The percentage of libraries and systems open at least 4,000 hours is exactly typical at 17%—and all but one of those is in the 4,000 to 10,000 hour category. At the other extreme, only 4% are open less than 40 hours per week, including two libraries open less than 35 hours per week. This is one group where median expenditures do not track well with hours in the benchmark table or, for that matter, as well as one might expect in the budget table.
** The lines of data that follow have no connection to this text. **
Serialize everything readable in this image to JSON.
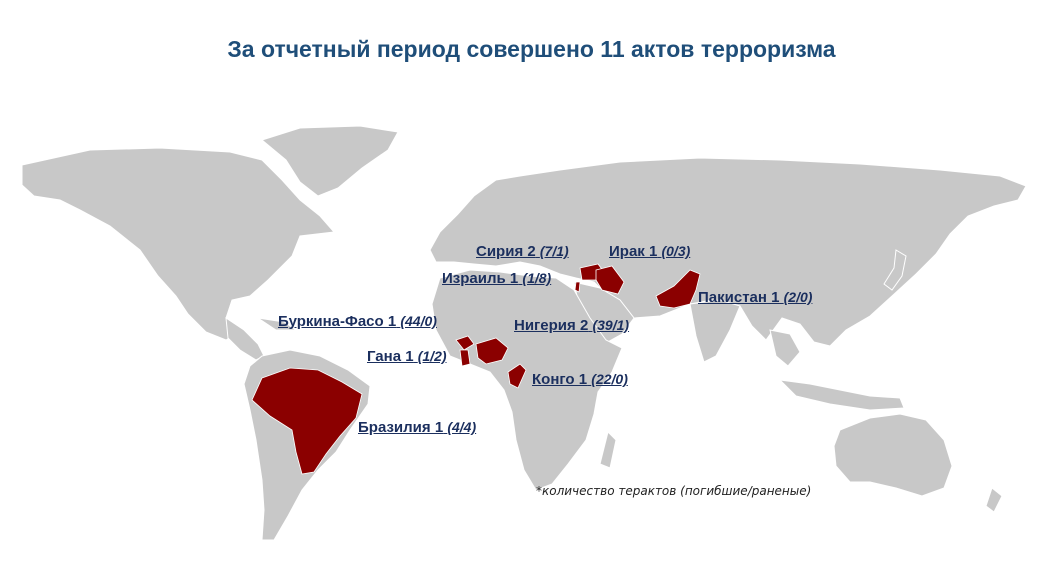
{
  "title": "За отчетный период совершено 11 актов терроризма",
  "footnote": "*количество терактов (погибшие/раненые)",
  "colors": {
    "land": "#c8c8c8",
    "border": "#ffffff",
    "highlight": "#8b0000",
    "label": "#1b2f5e",
    "title": "#1f4e79"
  },
  "countries": [
    {
      "name": "Сирия 2",
      "stats": "(7/1)"
    },
    {
      "name": "Ирак 1",
      "stats": "(0/3)"
    },
    {
      "name": "Израиль 1",
      "stats": "(1/8)"
    },
    {
      "name": "Пакистан 1",
      "stats": "(2/0)"
    },
    {
      "name": "Буркина-Фасо 1",
      "stats": "(44/0)"
    },
    {
      "name": "Нигерия 2",
      "stats": "(39/1)"
    },
    {
      "name": "Гана 1",
      "stats": "(1/2)"
    },
    {
      "name": "Конго 1",
      "stats": "(22/0)"
    },
    {
      "name": "Бразилия 1",
      "stats": "(4/4)"
    }
  ]
}
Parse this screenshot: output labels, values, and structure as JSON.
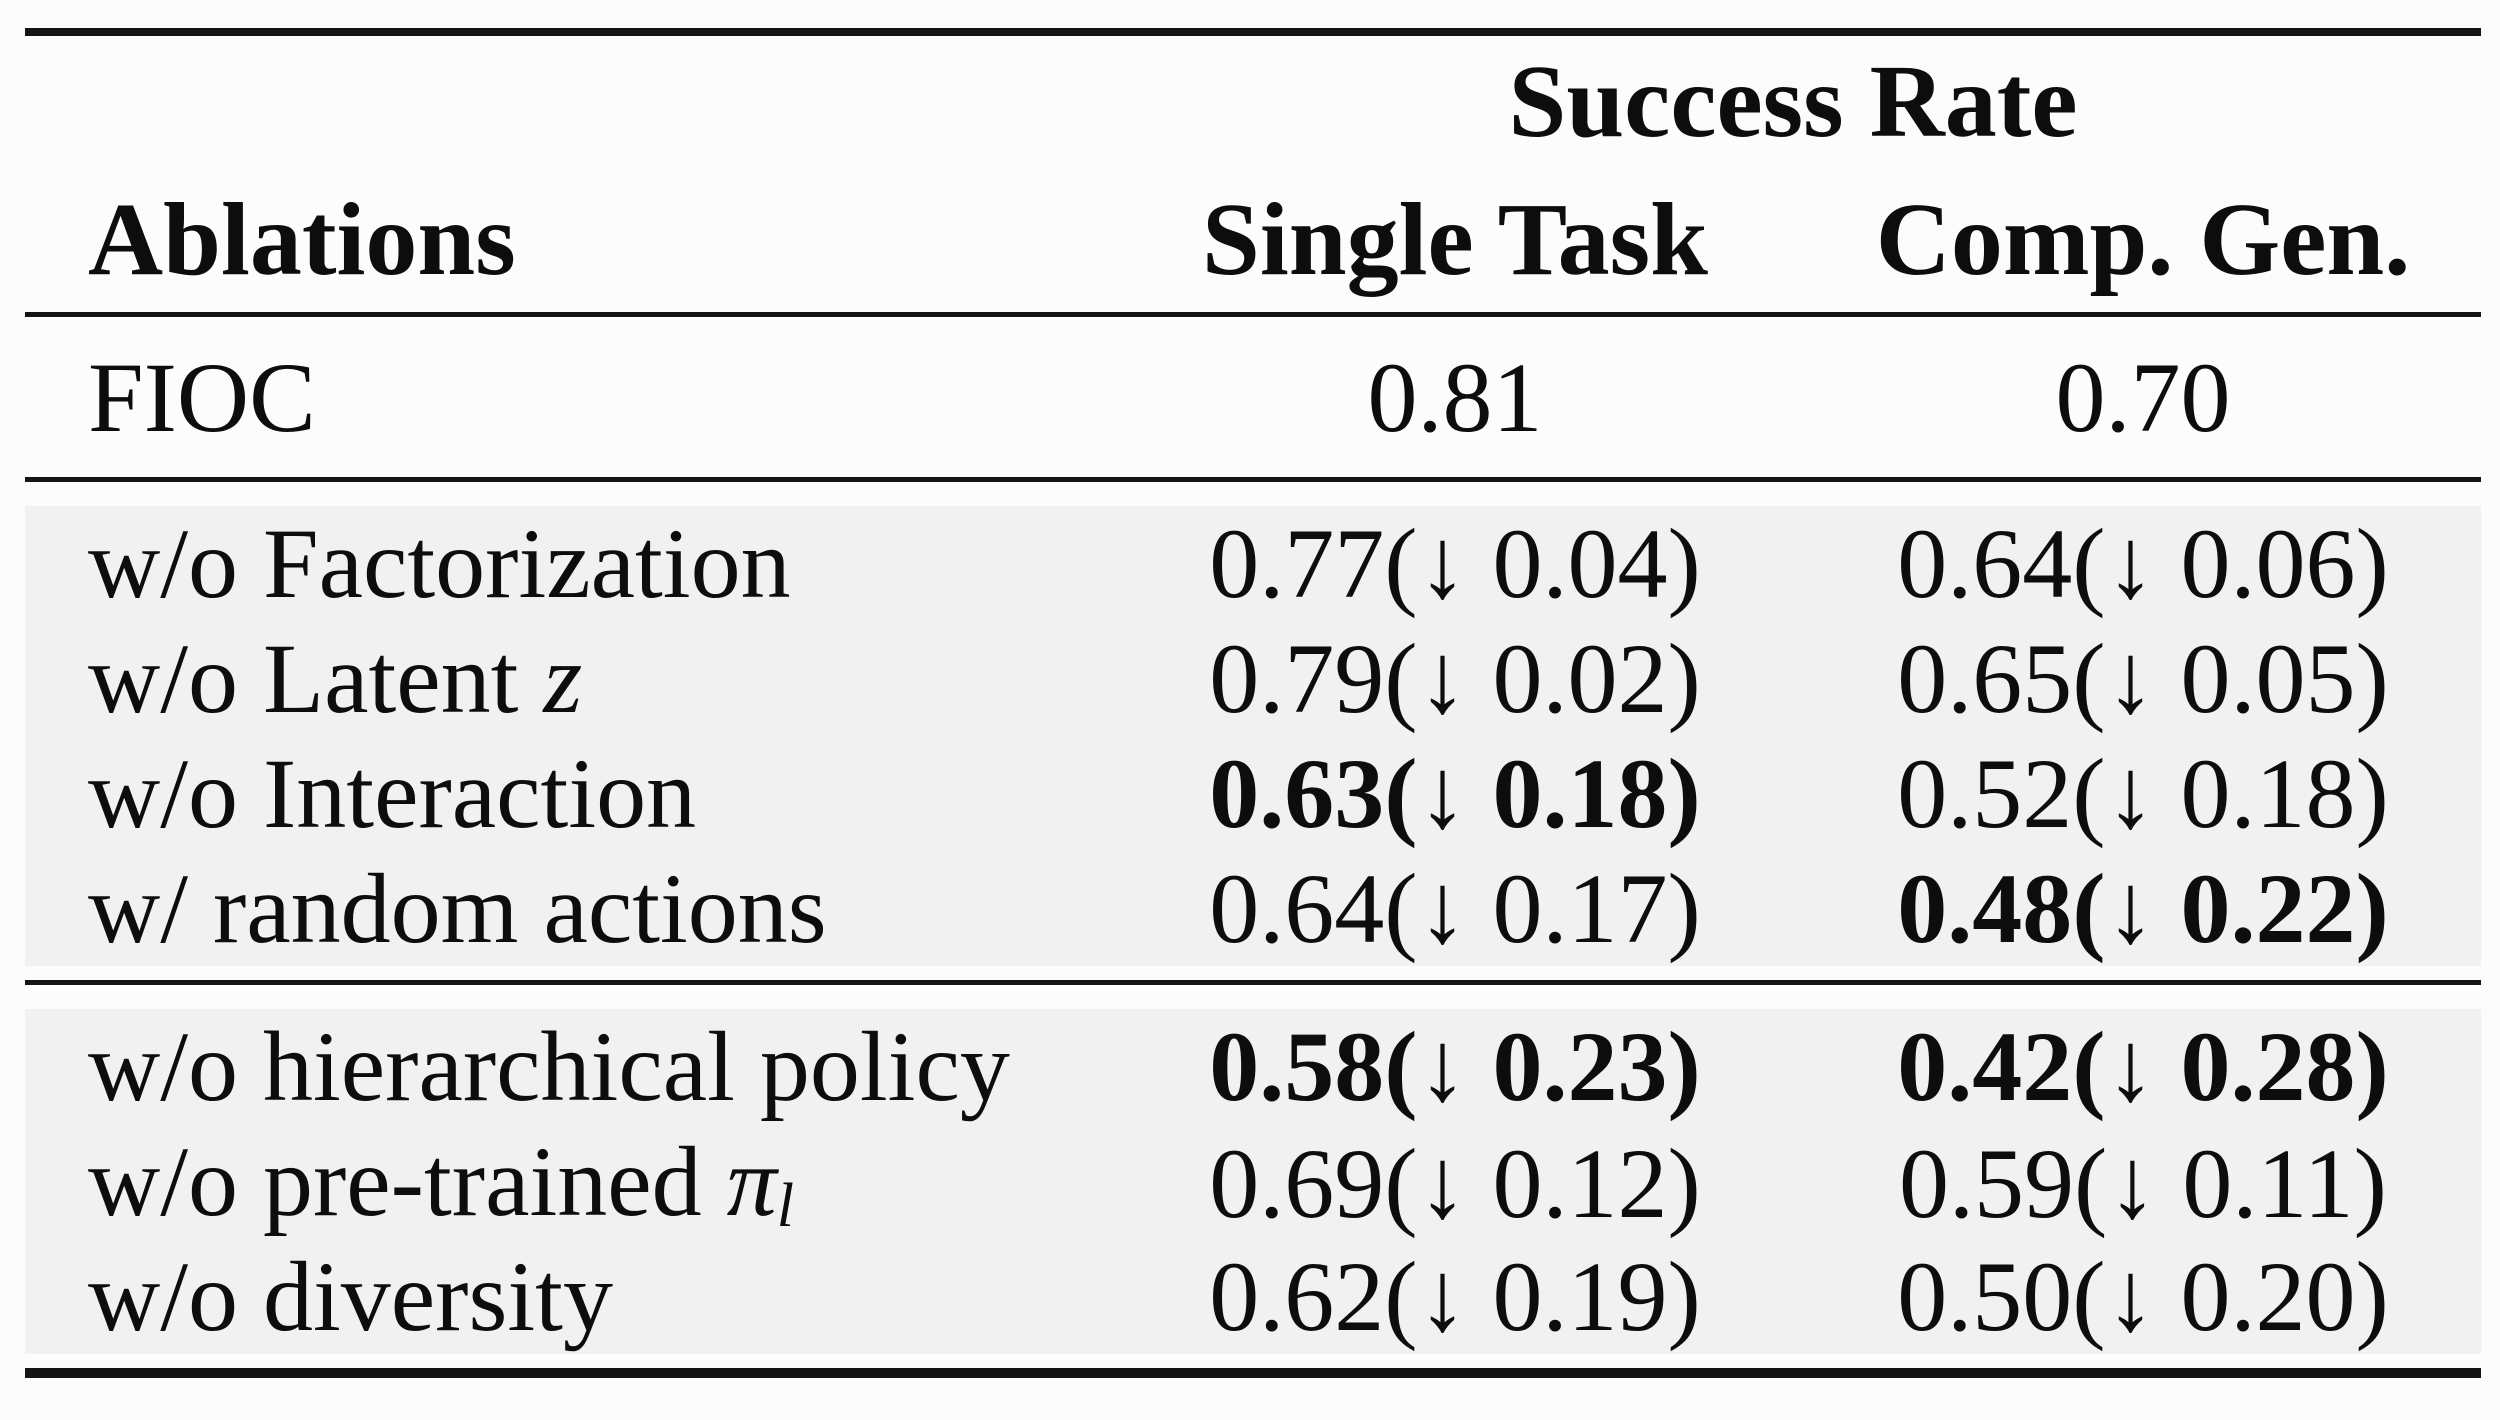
{
  "page": {
    "background": "#fcfcfc"
  },
  "colors": {
    "text": "#0d0d0d",
    "rule": "#141414",
    "shaded_row_bg": "#f1f1f1"
  },
  "table": {
    "arrow_icon": "↓",
    "header": {
      "row_header_label": "Ablations",
      "group_header_label": "Success Rate",
      "columns": [
        "Single Task",
        "Comp. Gen."
      ]
    },
    "groups": [
      {
        "id": "baseline",
        "shaded": false,
        "rows": [
          {
            "label_segments": [
              {
                "text": "FIOC",
                "style": "normal"
              }
            ],
            "cells": [
              {
                "value": "0.81",
                "delta": null,
                "bold": false
              },
              {
                "value": "0.70",
                "delta": null,
                "bold": false
              }
            ]
          }
        ]
      },
      {
        "id": "component-ablations",
        "shaded": true,
        "rows": [
          {
            "label_segments": [
              {
                "text": "w/o Factorization",
                "style": "normal"
              }
            ],
            "cells": [
              {
                "value": "0.77",
                "delta": "0.04",
                "bold": false
              },
              {
                "value": "0.64",
                "delta": "0.06",
                "bold": false
              }
            ]
          },
          {
            "label_segments": [
              {
                "text": "w/o Latent ",
                "style": "normal"
              },
              {
                "text": "z",
                "style": "math-italic"
              }
            ],
            "cells": [
              {
                "value": "0.79",
                "delta": "0.02",
                "bold": false
              },
              {
                "value": "0.65",
                "delta": "0.05",
                "bold": false
              }
            ]
          },
          {
            "label_segments": [
              {
                "text": "w/o Interaction",
                "style": "normal"
              }
            ],
            "cells": [
              {
                "value": "0.63",
                "delta": "0.18",
                "bold": true
              },
              {
                "value": "0.52",
                "delta": "0.18",
                "bold": false
              }
            ]
          },
          {
            "label_segments": [
              {
                "text": "w/ random actions",
                "style": "normal"
              }
            ],
            "cells": [
              {
                "value": "0.64",
                "delta": "0.17",
                "bold": false
              },
              {
                "value": "0.48",
                "delta": "0.22",
                "bold": true
              }
            ]
          }
        ]
      },
      {
        "id": "policy-ablations",
        "shaded": true,
        "rows": [
          {
            "label_segments": [
              {
                "text": "w/o hierarchical policy",
                "style": "normal"
              }
            ],
            "cells": [
              {
                "value": "0.58",
                "delta": "0.23",
                "bold": true
              },
              {
                "value": "0.42",
                "delta": "0.28",
                "bold": true
              }
            ]
          },
          {
            "label_segments": [
              {
                "text": "w/o pre-trained ",
                "style": "normal"
              },
              {
                "text": "π",
                "style": "math-italic"
              },
              {
                "text": "l",
                "style": "math-sub"
              }
            ],
            "cells": [
              {
                "value": "0.69",
                "delta": "0.12",
                "bold": false
              },
              {
                "value": "0.59",
                "delta": "0.11",
                "bold": false
              }
            ]
          },
          {
            "label_segments": [
              {
                "text": "w/o diversity",
                "style": "normal"
              }
            ],
            "cells": [
              {
                "value": "0.62",
                "delta": "0.19",
                "bold": false
              },
              {
                "value": "0.50",
                "delta": "0.20",
                "bold": false
              }
            ]
          }
        ]
      }
    ]
  }
}
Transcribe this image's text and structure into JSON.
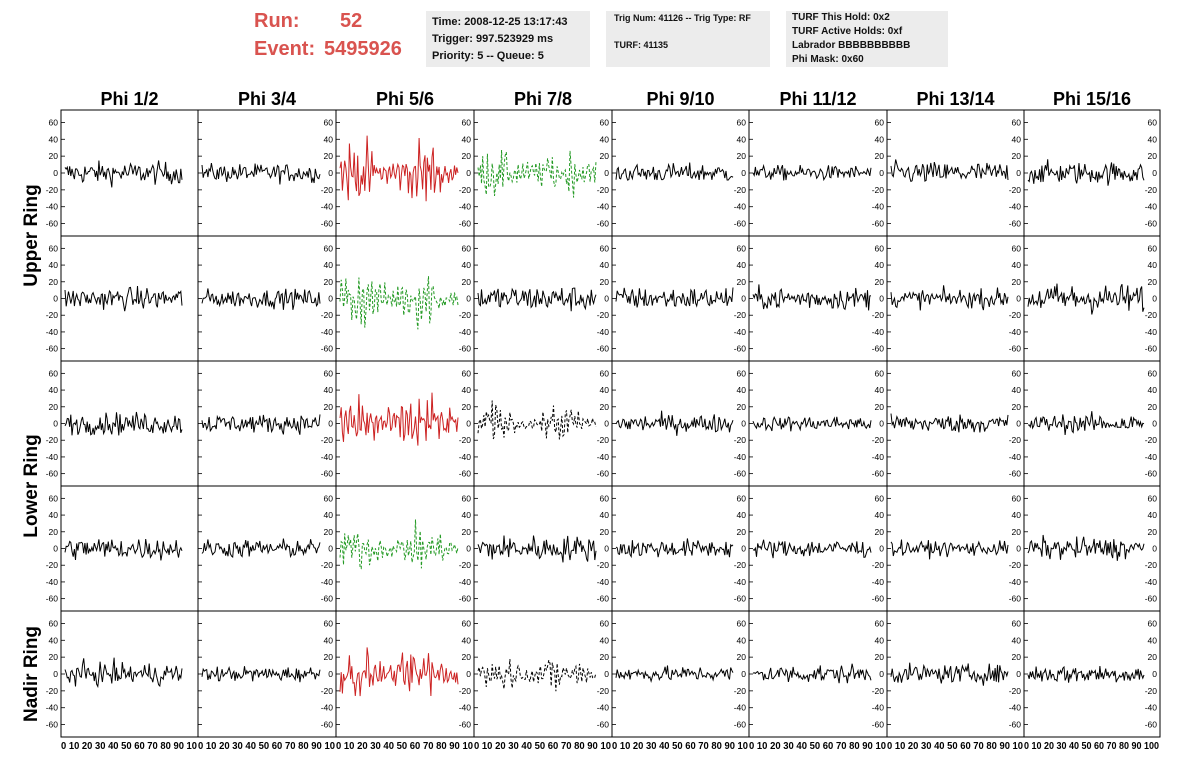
{
  "header": {
    "run_label": "Run:",
    "run_value": "52",
    "event_label": "Event:",
    "event_value": "5495926"
  },
  "info_box_1": {
    "time": "Time: 2008-12-25 13:17:43",
    "trigger": "Trigger: 997.523929 ms",
    "priority": "Priority: 5 -- Queue: 5"
  },
  "info_box_2": {
    "trig_num": "Trig Num: 41126 -- Trig Type: RF",
    "turf": "TURF: 41135"
  },
  "info_box_3": {
    "this_hold": "TURF This Hold: 0x2",
    "active_holds": "TURF Active Holds: 0xf",
    "labrador": "Labrador BBBBBBBBBB",
    "phi_mask": "Phi Mask: 0x60"
  },
  "colors": {
    "normal": "#000000",
    "triggered_red": "#cc2222",
    "masked_green": "#229922",
    "header_red": "#d9534f",
    "info_bg": "#ececec"
  },
  "chart_data": {
    "type": "line",
    "columns": [
      "Phi 1/2",
      "Phi 3/4",
      "Phi 5/6",
      "Phi 7/8",
      "Phi 9/10",
      "Phi 11/12",
      "Phi 13/14",
      "Phi 15/16"
    ],
    "row_labels": [
      "Upper Ring",
      "Lower Ring",
      "Nadir Ring"
    ],
    "rows_per_ring": [
      2,
      2,
      1
    ],
    "xlim": [
      0,
      100
    ],
    "ylim": [
      -70,
      70
    ],
    "yticks": [
      -60,
      -40,
      -20,
      0,
      20,
      40,
      60
    ],
    "xticks": [
      0,
      10,
      20,
      30,
      40,
      50,
      60,
      70,
      80,
      90,
      100
    ],
    "bottom_axis_labels": [
      "0 10 20 30 40 50 60 70 80 90 10",
      "0 10 20 30 40 50 60 70 80 90 10",
      "0 10 20 30 40 50 60 70 80 90 10",
      "0 10 20 30 40 50 60 70 80 90 10",
      "0 10 20 30 40 50 60 70 80 90 10",
      "0 10 20 30 40 50 60 70 80 90 10",
      "0 10 20 30 40 50 60 70 80 90 10",
      "0 10 20 30 40 50 60 70 80 90 100"
    ],
    "panel_styles": [
      [
        "black",
        "black",
        "red",
        "green-dashed",
        "black",
        "black",
        "black",
        "black"
      ],
      [
        "black",
        "black",
        "green-dashed",
        "black",
        "black",
        "black",
        "black",
        "black"
      ],
      [
        "black",
        "black",
        "red",
        "black-dashed",
        "black",
        "black",
        "black",
        "black"
      ],
      [
        "black",
        "black",
        "green-dashed",
        "black",
        "black",
        "black",
        "black",
        "black"
      ],
      [
        "black",
        "black",
        "red",
        "black-dashed",
        "black",
        "black",
        "black",
        "black"
      ]
    ],
    "panel_amplitudes": [
      [
        12,
        10,
        28,
        22,
        10,
        8,
        12,
        12
      ],
      [
        12,
        10,
        26,
        14,
        12,
        12,
        10,
        16
      ],
      [
        12,
        10,
        30,
        18,
        10,
        8,
        10,
        10
      ],
      [
        12,
        10,
        20,
        14,
        10,
        10,
        8,
        12
      ],
      [
        12,
        8,
        24,
        18,
        8,
        10,
        10,
        10
      ]
    ],
    "samples": 100
  }
}
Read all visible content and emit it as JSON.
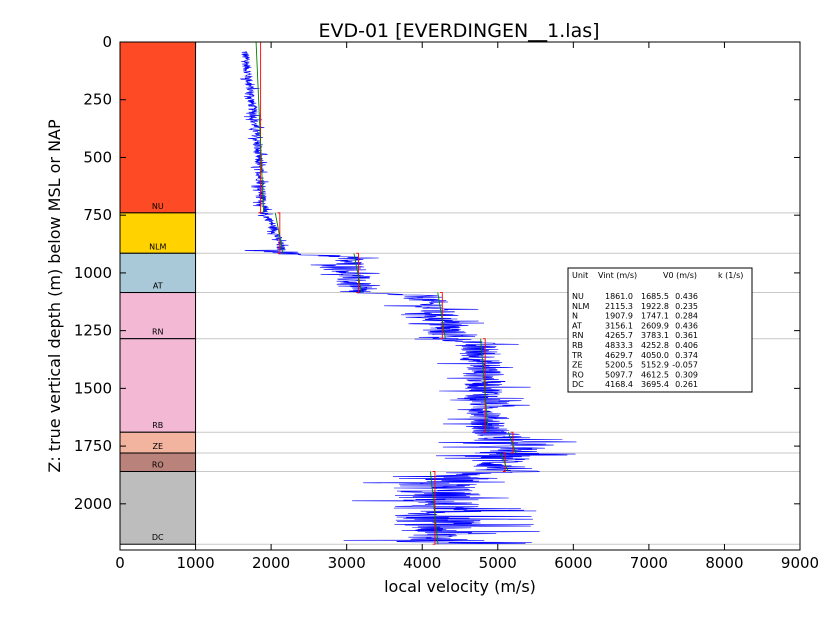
{
  "chart_data": {
    "type": "line",
    "title": "EVD-01 [EVERDINGEN__1.las]",
    "xlabel": "local velocity (m/s)",
    "ylabel": "Z: true vertical depth (m) below MSL or NAP",
    "xlim": [
      0,
      9000
    ],
    "ylim": [
      2200,
      0
    ],
    "x_ticks": [
      "0",
      "1000",
      "2000",
      "3000",
      "4000",
      "5000",
      "6000",
      "7000",
      "8000",
      "9000"
    ],
    "y_ticks": [
      "0",
      "250",
      "500",
      "750",
      "1000",
      "1250",
      "1500",
      "1750",
      "2000"
    ],
    "x_tick_values": [
      0,
      1000,
      2000,
      3000,
      4000,
      5000,
      6000,
      7000,
      8000,
      9000
    ],
    "y_tick_values": [
      0,
      250,
      500,
      750,
      1000,
      1250,
      1500,
      1750,
      2000
    ],
    "units": [
      {
        "label": "NU",
        "top": 0,
        "base": 740,
        "color": "#FF4B25",
        "vint": 1861.0,
        "v0": 1685.5,
        "k": 0.436
      },
      {
        "label": "NLM",
        "top": 740,
        "base": 915,
        "color": "#FFD200",
        "vint": 2115.3,
        "v0": 1922.8,
        "k": 0.235
      },
      {
        "label": "AT",
        "top": 915,
        "base": 1085,
        "color": "#A9C9D9",
        "vint": 3156.1,
        "v0": 2609.9,
        "k": 0.436
      },
      {
        "label": "RN",
        "top": 1085,
        "base": 1285,
        "color": "#F2B8D4",
        "vint": 4265.7,
        "v0": 3783.1,
        "k": 0.361
      },
      {
        "label": "RB",
        "top": 1285,
        "base": 1690,
        "color": "#F2B8D4",
        "vint": 4833.3,
        "v0": 4252.8,
        "k": 0.406
      },
      {
        "label": "ZE",
        "top": 1690,
        "base": 1780,
        "color": "#F2B49E",
        "vint": 5200.5,
        "v0": 5152.9,
        "k": -0.057
      },
      {
        "label": "RO",
        "top": 1780,
        "base": 1860,
        "color": "#B9827B",
        "vint": 5097.7,
        "v0": 4612.5,
        "k": 0.309
      },
      {
        "label": "DC",
        "top": 1860,
        "base": 2175,
        "color": "#BDBDBD",
        "vint": 4168.4,
        "v0": 3695.4,
        "k": 0.261
      }
    ],
    "velocity_trend": [
      [
        1650,
        40
      ],
      [
        1720,
        200
      ],
      [
        1800,
        400
      ],
      [
        1860,
        600
      ],
      [
        1900,
        740
      ],
      [
        2000,
        780
      ],
      [
        2100,
        860
      ],
      [
        2150,
        915
      ],
      [
        3000,
        930
      ],
      [
        3050,
        1000
      ],
      [
        3100,
        1085
      ],
      [
        4000,
        1100
      ],
      [
        4250,
        1200
      ],
      [
        4350,
        1285
      ],
      [
        4700,
        1300
      ],
      [
        4800,
        1400
      ],
      [
        4850,
        1550
      ],
      [
        4900,
        1690
      ],
      [
        5050,
        1700
      ],
      [
        5100,
        1760
      ],
      [
        5150,
        1780
      ],
      [
        5000,
        1790
      ],
      [
        5100,
        1860
      ],
      [
        4180,
        1870
      ],
      [
        4200,
        2000
      ],
      [
        4250,
        2175
      ]
    ]
  },
  "table": {
    "header": [
      "Unit",
      "Vint (m/s)",
      "V0 (m/s)",
      "k (1/s)"
    ],
    "rows": [
      {
        "unit": "NU",
        "vint": "1861.0",
        "v0": "1685.5",
        "k": "0.436"
      },
      {
        "unit": "NLM",
        "vint": "2115.3",
        "v0": "1922.8",
        "k": "0.235"
      },
      {
        "unit": "N",
        "vint": "1907.9",
        "v0": "1747.1",
        "k": "0.284"
      },
      {
        "unit": "AT",
        "vint": "3156.1",
        "v0": "2609.9",
        "k": "0.436"
      },
      {
        "unit": "RN",
        "vint": "4265.7",
        "v0": "3783.1",
        "k": "0.361"
      },
      {
        "unit": "RB",
        "vint": "4833.3",
        "v0": "4252.8",
        "k": "0.406"
      },
      {
        "unit": "TR",
        "vint": "4629.7",
        "v0": "4050.0",
        "k": "0.374"
      },
      {
        "unit": "ZE",
        "vint": "5200.5",
        "v0": "5152.9",
        "k": "-0.057"
      },
      {
        "unit": "RO",
        "vint": "5097.7",
        "v0": "4612.5",
        "k": "0.309"
      },
      {
        "unit": "DC",
        "vint": "4168.4",
        "v0": "3695.4",
        "k": "0.261"
      }
    ]
  }
}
Computers for patron use with internet access
One library or system has at least 100 computers (it’s a well-funded library at $92.82), and only 3% have fewer than six. The bulk—two-thirds—have 13 to 39, evenly split between 13-19 and 20-39. Expenditures do track consistently with number of PCs on the benchmark side, less consistently on the budget side (where libraries spending $21-$30 have more PCs than you might expect).
Circulation per capita
Another case where what’s striking is how typical these figures are. Cumulative percentages never vary by more than 2% from the overall figures, and that 2% variation is only in one case. Expenditures track cleanly with circulation and, except for the highest bracket (where libraries circulating 24 or more items per capita have an unusually high benefit ratio), benefit ratios are in an extremely narrow range, from 4.28 to 4.81.
This is another size category where tracking between spending and circulation isn’t quite as neat when viewed based on expenditure brackets, as libraries spending $53-$72.99 have somewhat lower median circulation than those spending $43-$52.99.
Computers per thousand patrons
Low at the top, high at the bottom: Only 6% of the libraries have at least two computers per thousand people—and nearly half (48%) have less than 0.8.
Circulation and patron visits per hour
One-sixth of these libraries show at least 110 circulations per hour and three out of ten have 45 or more circ per hour. Only 4% have less than one circ every six minutes—including seven with less than one every ten minutes. The budget table has some anomalies (libraries spending $43-$52.99 are considerably busier than those spending $53-$72.99), but the top four brackets all have medians over 71 circ per hour, and only the lowest bracket ($5-$11.99) falls below 30 per hour.
Three out of five libraries (62%) have at least one patron visit every two minutes; only nine libraries (2%) have less than six visits per hour, 4% less than nine.